She Almost Lost Her House. Now She Helps Those Who Weren't So Lucky

Nursing assistant escaped landslide for only 10 yards and turned her house into a base for the rescue teams

Sérgio Rangel
Rio de Janeiro

She lost her first house in 1988, while still in her teens, when a large rock opened a hole in the place where she lived, at the top of a favela at Tijuca, northern Rio. Then, three years ago, the nursing assistant lost her second dwelling. The city of Niterói expropriated her house to build a tunnel.

But at early Saturday (10th), Dilma Ferreira, 46, woke up with a roar of "several converters exploding at the same time." When she woke up, all she saw was darkness and the dust rising after a massive rock rolled down and smashed seven small houses at the Niterói neighborhood where she settled for the third time.

Ferreira opened the door and ran to the main street. The pile of wreckage stopped less than ten yards from her house, which she bought seven months ago with the money she received for leaving her previous residence.

Nursing assistant Dilma Ferreira, 46, who turned her house into a base for rescue workers in Niterói (RJ) - Sérgio Rangel/Folhapress

"It was horrible. All I could hear was the people screaming and begging for help, buried by the earth," she described, as she sat in front of her garage on Monday (12th).
So far, 15 people died, and 11 were rescued alive.
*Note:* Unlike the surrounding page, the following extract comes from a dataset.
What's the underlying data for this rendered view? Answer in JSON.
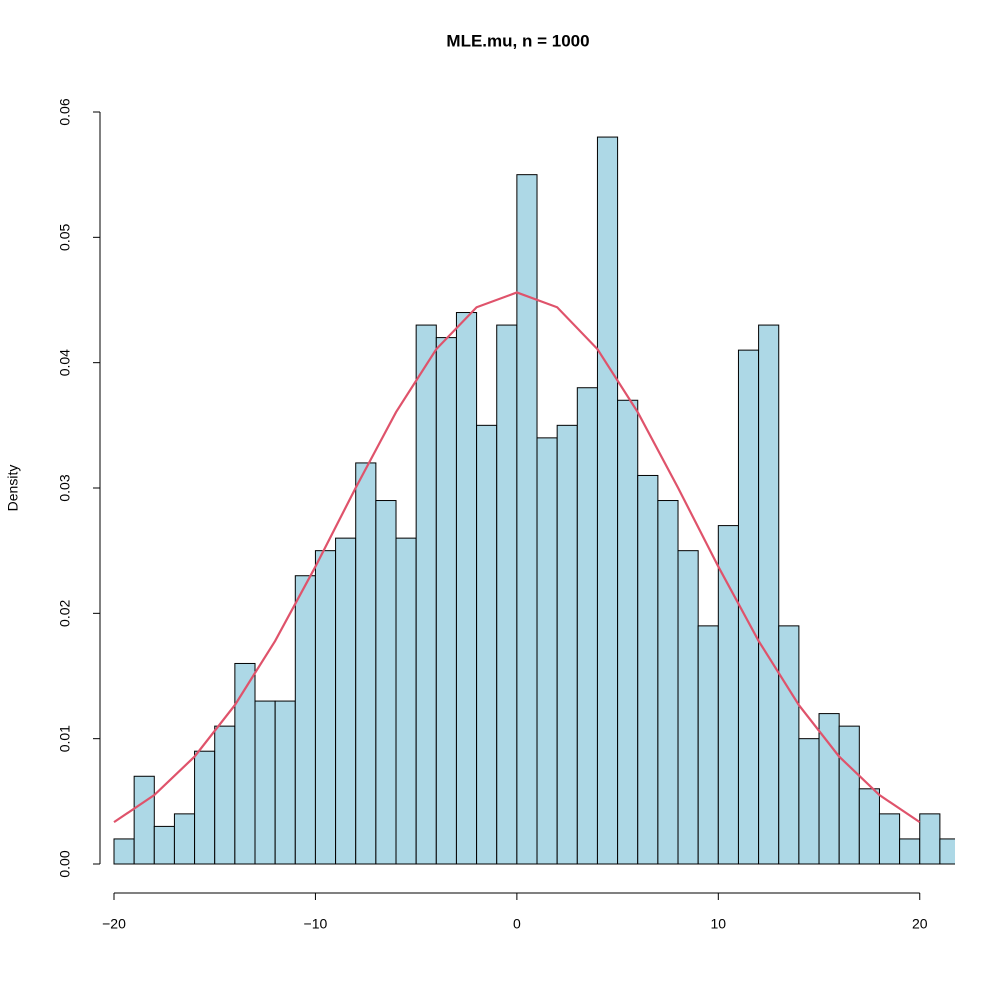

Ferreira's house became an informal headquarters from relief workers, from both the city and state, who are rescuing victims and clearing the wreckage.

Since the rock rolled down, she has slept only three hours. She sent her children and grandchildren to stay with relatives, so she could have more space to receive donations and the rescue workers. "I haven't been able to close my eyes. I slept only three hours last night."